Readers will learn many fascinating things about sheep: They can see behind them without turning their heads; they can detect moods (and many other things) by smell; and they recognize other sheep as well as human faces. The tips of their wool are sensitive (“I can hover over your back with my hand and as soon as I touch the tips ever-so gently, you twitch.”), and they get high (“Bighorn sheep, for example, love to get stoned on lichen! They can get so addicted to it that they will break their teeth trying to scrape it off the rocks.”) Sheep also love opium poppies. 

There are sad things to learn too, like the fact that “ultra-fine wool” comes from sheep who have been starved in barren pens, much like confined veal calves or battery-caged hens. “Underfed sheep produce finer wool, and the finer the wool the more it is worth.”

Brooks Pribac is constantly thinking of the lives of those sheep (and other nonhumans) who aren’t as lucky as her rescues. “All their lives these sheep are deprived of things that you cherish most—abundance of food, being together, doing things together, going for walks, grazing, playing, basking in the sun, moon and starlight.”

But these lucky sheep live a life of such freedom that they are able to be completely themselves—and it’s delightful to see their personalities come through in these stories. Like all siblings, these four play and argue. They tell on one another (Jason was all too eager to report that it was Pumpkin, not him, who peed on the kitchen floor—and it was also cheeky Jason who broke into the feed room and then bleated that the others had done it). They hold grudges (“Henry is not speaking to me. It couldn’t be more obvious.”), especially after being shorn, perhaps not fully understanding the absolute necessity of it. And they are protective—when a small sheep showed up, Pumpkin protected her from Jason’s curiosity. They also knock on doors when they want something from the humans on the other side—and, in this home, their wishes are granted: “I wonder if you know how much our life actually revolves around you, and that you pretty much run this place.”

As many rescuers do, Brooks Pribac negotiates complex relationships with farmers and shearers, who are helpful in animal matters but who are nonetheless still breeding and killing. She also attempts to explain the human species to the sheep—pondering why we disappear from our real world into a virtual one, why we can’t seem to find happiness, and why we persist in using and abusing animals (including horrific farming practices that are still, appallingly, legal). 

Her stories about Henry, Jonathan, Pumpkin, and Jason reveal that sheep are as social, emotional, and intelligent as humans—in fact, she makes a good case for them being much more so, on all counts. She writes, “a pig is a dog is a sheep is a human in everything that matters for wellbeing and happiness”—and recalls her own journey to animal advocacy: “I turned vegan overnight when someone pointed out to me that I was personally responsible for the horror other animals endure. Through my food and other choices I was pouring money into an industry that tortures and kills sentient beings. The way out was easy, they said: stop buying those products. So I did, the easiest thing I’ve ever done, and I felt happy, light and free.”

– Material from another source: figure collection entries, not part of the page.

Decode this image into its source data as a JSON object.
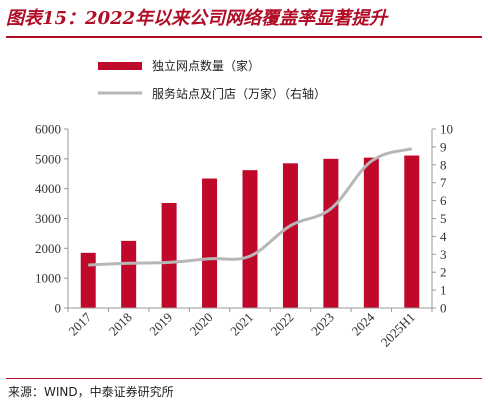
{
  "figure_title": "图表15：2022年以来公司网络覆盖率显著提升",
  "source_text": "来源：WIND，中泰证券研究所",
  "colors": {
    "bar": "#c0082b",
    "line": "#b7b7b7",
    "title": "#b00d27",
    "axis": "#9a9a9a"
  },
  "chart_data": {
    "type": "bar",
    "categories": [
      "2017",
      "2018",
      "2019",
      "2020",
      "2021",
      "2022",
      "2023",
      "2024",
      "2025H1"
    ],
    "series": [
      {
        "name": "独立网点数量（家）",
        "type": "bar",
        "axis": "left",
        "values": [
          1850,
          2250,
          3520,
          4340,
          4620,
          4850,
          5000,
          5040,
          5110
        ]
      },
      {
        "name": "服务站点及门店（万家）（右轴）",
        "type": "line",
        "axis": "right",
        "values": [
          2.4,
          2.5,
          2.55,
          2.75,
          2.9,
          4.6,
          5.55,
          8.2,
          8.9
        ]
      }
    ],
    "y_left": {
      "min": 0,
      "max": 6000,
      "ticks": [
        0,
        1000,
        2000,
        3000,
        4000,
        5000,
        6000
      ]
    },
    "y_right": {
      "min": 0,
      "max": 10,
      "ticks": [
        0,
        1,
        2,
        3,
        4,
        5,
        6,
        7,
        8,
        9,
        10
      ]
    },
    "legend_position": "top",
    "grid": false
  }
}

Letters To My Sheep is illustrated with the author’s beautiful photos of all four sheep (and their beloved dog sibling Charlie), in portraits and landscapes that give us glimpses into their beauty as well as their personalities.

This slender, beautiful book reveals what happens when we treat nonhuman animals with the same consideration as we would other humans; it’s an elegant, compassionate story of a family. And all proceeds from Letters To My Sheep support animal causes.